Pretensiosos? Isso somos com muita insistência, pois a vida não costuma nos perguntar se estamos aptos e é por, dá cá aquela palha que levamos um boléu e pronto, estamos no chão.

O pior é que isso é válido, tanto para a parte intelectual quando para a parte física e esse meio de mês me havia reservado, claro que sem aviso, um episódio desses.

Me estatelei, literalmente, no chão e ali fiquei. Precisei de auxílio para levantar-me e retomar a caminhada normal. Bem, vivendo e aprendendo - a gente costuma dizer - e eu penso que é a mesma coisa que penso a respeito do tal de “corona-virus”. Eu pelo menos levei um tempão para me da conta do que havia sucedido e outro tanto para tomar providências e reerguer-me;

Claro, uma vez de pé, estou pronto para novos desafios. mas acabei passando alguns dias no hospital. Nada de mais grave, mas assustador, isso sim. De pé outra vez. estou em condições de recomeçar a minha batalha diária que já tem 86 aninhos... É só cuidar para não tropeçar... E seguir em frente.

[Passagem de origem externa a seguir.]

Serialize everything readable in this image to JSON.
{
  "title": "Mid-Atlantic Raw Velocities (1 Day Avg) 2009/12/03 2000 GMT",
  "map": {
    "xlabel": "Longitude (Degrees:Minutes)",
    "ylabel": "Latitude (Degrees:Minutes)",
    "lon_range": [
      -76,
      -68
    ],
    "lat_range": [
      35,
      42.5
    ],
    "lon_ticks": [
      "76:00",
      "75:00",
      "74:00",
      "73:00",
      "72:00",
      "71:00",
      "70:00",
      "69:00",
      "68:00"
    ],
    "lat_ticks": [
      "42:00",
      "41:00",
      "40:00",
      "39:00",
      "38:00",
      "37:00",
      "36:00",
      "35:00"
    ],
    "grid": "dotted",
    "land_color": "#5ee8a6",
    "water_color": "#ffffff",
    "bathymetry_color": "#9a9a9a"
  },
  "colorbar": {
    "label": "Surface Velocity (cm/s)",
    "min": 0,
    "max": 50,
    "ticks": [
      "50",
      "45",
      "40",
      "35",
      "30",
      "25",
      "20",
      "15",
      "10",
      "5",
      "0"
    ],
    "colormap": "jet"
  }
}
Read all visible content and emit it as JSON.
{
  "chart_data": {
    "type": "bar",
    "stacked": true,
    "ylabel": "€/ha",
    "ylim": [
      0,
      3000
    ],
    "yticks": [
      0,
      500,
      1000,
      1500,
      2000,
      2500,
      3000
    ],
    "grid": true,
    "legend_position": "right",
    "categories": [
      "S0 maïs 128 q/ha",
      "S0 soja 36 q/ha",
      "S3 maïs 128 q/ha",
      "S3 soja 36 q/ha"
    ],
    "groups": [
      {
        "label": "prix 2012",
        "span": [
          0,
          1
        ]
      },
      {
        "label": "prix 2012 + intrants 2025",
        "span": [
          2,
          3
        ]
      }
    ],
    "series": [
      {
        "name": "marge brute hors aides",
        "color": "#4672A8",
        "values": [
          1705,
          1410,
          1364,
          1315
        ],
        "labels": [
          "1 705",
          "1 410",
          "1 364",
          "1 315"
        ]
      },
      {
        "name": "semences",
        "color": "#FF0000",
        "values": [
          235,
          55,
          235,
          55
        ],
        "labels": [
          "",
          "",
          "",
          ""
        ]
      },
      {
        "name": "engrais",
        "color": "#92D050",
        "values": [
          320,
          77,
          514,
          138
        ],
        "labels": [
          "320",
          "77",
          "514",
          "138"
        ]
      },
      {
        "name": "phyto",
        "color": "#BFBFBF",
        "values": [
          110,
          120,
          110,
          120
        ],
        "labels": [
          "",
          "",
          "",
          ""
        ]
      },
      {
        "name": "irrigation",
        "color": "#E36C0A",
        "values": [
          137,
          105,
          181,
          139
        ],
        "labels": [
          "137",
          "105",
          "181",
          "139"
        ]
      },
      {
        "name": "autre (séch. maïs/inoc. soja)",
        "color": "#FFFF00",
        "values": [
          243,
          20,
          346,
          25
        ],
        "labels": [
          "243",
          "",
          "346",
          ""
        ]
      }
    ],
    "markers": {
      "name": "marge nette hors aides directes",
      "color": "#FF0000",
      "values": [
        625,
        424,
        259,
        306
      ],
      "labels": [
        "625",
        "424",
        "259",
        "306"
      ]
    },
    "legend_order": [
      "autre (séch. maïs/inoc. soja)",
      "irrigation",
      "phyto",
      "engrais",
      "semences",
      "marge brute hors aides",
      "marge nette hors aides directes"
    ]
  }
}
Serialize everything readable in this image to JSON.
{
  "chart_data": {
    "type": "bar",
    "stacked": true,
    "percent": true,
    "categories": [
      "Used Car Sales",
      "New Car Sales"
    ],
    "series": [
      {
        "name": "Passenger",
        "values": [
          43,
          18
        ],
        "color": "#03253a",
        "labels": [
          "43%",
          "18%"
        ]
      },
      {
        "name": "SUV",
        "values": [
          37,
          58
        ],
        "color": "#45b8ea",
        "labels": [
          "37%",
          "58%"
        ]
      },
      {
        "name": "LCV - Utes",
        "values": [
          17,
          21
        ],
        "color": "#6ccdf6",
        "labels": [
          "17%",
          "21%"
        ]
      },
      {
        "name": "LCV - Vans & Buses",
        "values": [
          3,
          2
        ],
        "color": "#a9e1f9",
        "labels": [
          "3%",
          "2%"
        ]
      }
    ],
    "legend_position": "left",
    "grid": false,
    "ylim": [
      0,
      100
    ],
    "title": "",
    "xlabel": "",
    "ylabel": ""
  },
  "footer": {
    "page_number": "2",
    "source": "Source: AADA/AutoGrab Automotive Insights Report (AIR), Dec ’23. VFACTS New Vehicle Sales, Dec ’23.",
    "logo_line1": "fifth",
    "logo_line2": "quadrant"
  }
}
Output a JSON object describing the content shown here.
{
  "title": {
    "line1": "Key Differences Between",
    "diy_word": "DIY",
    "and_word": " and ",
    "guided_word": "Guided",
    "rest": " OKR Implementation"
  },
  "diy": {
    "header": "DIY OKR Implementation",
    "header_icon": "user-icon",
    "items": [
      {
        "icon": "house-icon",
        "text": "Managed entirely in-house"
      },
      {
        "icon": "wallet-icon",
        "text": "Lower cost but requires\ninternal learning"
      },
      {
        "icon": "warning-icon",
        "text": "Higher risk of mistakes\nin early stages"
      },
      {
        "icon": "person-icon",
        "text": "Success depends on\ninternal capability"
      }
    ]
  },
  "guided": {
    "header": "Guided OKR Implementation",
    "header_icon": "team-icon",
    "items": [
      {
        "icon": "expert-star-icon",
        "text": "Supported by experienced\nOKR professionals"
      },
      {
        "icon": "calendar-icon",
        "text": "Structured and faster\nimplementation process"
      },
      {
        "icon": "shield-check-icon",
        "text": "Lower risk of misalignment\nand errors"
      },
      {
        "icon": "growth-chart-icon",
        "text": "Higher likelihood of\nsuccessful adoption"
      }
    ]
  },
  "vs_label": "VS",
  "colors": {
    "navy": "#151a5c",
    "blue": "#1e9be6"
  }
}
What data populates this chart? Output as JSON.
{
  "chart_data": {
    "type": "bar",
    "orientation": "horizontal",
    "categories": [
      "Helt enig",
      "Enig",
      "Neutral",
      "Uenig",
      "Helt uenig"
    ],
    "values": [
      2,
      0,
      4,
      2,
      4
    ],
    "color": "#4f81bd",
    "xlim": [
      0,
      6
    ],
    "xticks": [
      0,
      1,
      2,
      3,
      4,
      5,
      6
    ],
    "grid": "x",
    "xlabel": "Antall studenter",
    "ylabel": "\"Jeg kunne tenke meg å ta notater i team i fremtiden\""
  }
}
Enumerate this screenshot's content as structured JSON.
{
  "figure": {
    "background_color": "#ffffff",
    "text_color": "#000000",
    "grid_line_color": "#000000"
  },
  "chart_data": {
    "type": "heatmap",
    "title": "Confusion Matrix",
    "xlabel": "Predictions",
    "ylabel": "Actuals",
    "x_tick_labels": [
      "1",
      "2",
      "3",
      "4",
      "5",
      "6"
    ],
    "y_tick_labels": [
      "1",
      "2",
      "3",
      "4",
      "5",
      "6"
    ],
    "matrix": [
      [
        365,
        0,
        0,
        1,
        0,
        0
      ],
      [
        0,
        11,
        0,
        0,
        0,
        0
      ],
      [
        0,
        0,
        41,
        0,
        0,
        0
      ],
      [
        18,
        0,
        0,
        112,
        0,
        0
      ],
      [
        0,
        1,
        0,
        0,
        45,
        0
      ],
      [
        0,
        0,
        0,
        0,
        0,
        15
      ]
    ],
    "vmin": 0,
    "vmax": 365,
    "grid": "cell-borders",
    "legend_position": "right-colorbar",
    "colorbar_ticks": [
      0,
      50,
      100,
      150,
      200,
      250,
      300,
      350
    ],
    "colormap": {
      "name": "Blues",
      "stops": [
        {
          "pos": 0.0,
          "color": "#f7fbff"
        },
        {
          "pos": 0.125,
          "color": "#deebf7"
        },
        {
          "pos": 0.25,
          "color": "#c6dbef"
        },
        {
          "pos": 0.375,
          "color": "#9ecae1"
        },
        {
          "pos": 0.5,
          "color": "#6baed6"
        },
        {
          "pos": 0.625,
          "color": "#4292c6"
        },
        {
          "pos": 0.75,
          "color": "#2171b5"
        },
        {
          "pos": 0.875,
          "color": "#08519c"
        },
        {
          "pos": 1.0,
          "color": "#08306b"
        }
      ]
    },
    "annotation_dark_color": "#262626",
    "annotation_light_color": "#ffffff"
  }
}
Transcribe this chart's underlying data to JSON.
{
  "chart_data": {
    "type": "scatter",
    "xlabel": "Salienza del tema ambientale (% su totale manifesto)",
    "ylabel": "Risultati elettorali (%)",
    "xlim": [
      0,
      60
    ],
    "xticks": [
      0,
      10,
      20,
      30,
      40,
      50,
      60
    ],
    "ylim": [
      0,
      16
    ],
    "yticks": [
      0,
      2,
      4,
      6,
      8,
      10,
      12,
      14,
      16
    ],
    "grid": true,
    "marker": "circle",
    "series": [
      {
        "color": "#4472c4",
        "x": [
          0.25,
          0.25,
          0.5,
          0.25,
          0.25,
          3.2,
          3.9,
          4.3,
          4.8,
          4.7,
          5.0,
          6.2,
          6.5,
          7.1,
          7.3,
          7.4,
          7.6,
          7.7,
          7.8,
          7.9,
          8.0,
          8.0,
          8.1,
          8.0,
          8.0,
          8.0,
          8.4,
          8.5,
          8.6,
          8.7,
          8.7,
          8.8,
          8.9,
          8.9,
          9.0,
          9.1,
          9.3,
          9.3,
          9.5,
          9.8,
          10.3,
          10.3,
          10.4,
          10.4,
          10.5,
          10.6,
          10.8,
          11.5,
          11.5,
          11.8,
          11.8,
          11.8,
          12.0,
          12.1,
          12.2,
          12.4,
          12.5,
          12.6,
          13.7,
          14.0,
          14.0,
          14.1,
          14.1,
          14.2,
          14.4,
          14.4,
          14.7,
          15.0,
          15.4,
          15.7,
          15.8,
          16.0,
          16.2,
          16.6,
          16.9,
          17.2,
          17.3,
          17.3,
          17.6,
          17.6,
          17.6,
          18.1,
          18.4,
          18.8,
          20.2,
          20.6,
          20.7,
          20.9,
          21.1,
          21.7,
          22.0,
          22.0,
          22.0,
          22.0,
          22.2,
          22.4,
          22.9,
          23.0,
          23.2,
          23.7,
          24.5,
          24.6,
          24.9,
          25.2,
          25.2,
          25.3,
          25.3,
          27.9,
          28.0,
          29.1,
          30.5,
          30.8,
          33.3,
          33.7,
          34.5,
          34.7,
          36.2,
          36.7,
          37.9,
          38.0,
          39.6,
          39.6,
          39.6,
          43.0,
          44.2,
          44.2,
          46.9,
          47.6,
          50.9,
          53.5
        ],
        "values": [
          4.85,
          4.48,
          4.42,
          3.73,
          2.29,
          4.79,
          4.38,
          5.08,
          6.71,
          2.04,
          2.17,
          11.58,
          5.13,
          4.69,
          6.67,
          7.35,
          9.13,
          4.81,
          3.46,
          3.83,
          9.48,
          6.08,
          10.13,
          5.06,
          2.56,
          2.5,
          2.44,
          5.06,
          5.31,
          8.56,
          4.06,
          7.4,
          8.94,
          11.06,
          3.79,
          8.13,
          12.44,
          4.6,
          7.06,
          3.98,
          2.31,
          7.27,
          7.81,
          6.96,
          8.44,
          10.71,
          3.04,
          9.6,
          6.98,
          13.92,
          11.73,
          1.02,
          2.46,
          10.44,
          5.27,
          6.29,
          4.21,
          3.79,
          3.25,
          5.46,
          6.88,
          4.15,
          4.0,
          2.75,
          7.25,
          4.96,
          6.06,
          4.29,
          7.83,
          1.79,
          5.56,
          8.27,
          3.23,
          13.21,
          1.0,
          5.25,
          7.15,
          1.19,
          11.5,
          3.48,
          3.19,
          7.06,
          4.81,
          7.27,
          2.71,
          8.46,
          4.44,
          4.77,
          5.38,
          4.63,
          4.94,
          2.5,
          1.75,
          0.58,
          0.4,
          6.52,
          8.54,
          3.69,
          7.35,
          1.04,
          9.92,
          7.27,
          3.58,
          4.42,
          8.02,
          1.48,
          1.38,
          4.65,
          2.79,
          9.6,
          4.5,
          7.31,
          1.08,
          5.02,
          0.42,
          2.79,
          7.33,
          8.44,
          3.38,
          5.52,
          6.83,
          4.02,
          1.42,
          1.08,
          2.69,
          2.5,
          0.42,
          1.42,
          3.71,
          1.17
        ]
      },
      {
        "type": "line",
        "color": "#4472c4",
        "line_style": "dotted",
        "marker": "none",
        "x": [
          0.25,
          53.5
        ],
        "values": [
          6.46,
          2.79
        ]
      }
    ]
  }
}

E reagir logo. Assim como o faço diante dos trambolhões do dia-a-dia. Levanta-te e anda dizia Jesus Cristo a seus discípulos e aos que precisava curar. Nada de ficar no chão ou fazendo cera, esperando para levantar e recomeçar a andar. Sem essa. O melhor mesmo é acreditar pra vale na conveniência e na necessidade de ficar de pé e sair por aí.

E isso vale para tudo. Para todos os momentos da vida. Mexa-se. E nada de ficar estendido.

Mas... e se lhe faltarem forças? Tire isso da cabeça e desenvolva um processo de reação rápida e lembre-se da frase Mario de Vargas Llosa - “Es caminando que se hace el camino! - siempre.”

Se ficarmos muito tempo no chão, podemos acabar gostando e então, vamos nos acostumando de ficar em baixo. E por baixo. No chão.

Também é possível, sempre, dizer adeus. Mas, se chegarmos a este estágio é porque chegou a nossa hora e aí, o jeito é partir agradecendo todo o tempo que nos foi propiciado pela suprema autoridade do universo para permanecer na superfície da terra. Foi bom. Mas ainda não está na hora de desistir. Pelo menos é o que penso.

Insisto, pois, em ficar mais um pouquinho por aqui. Acho que tenho mais o que dar. E vou fazer força, que é o principal.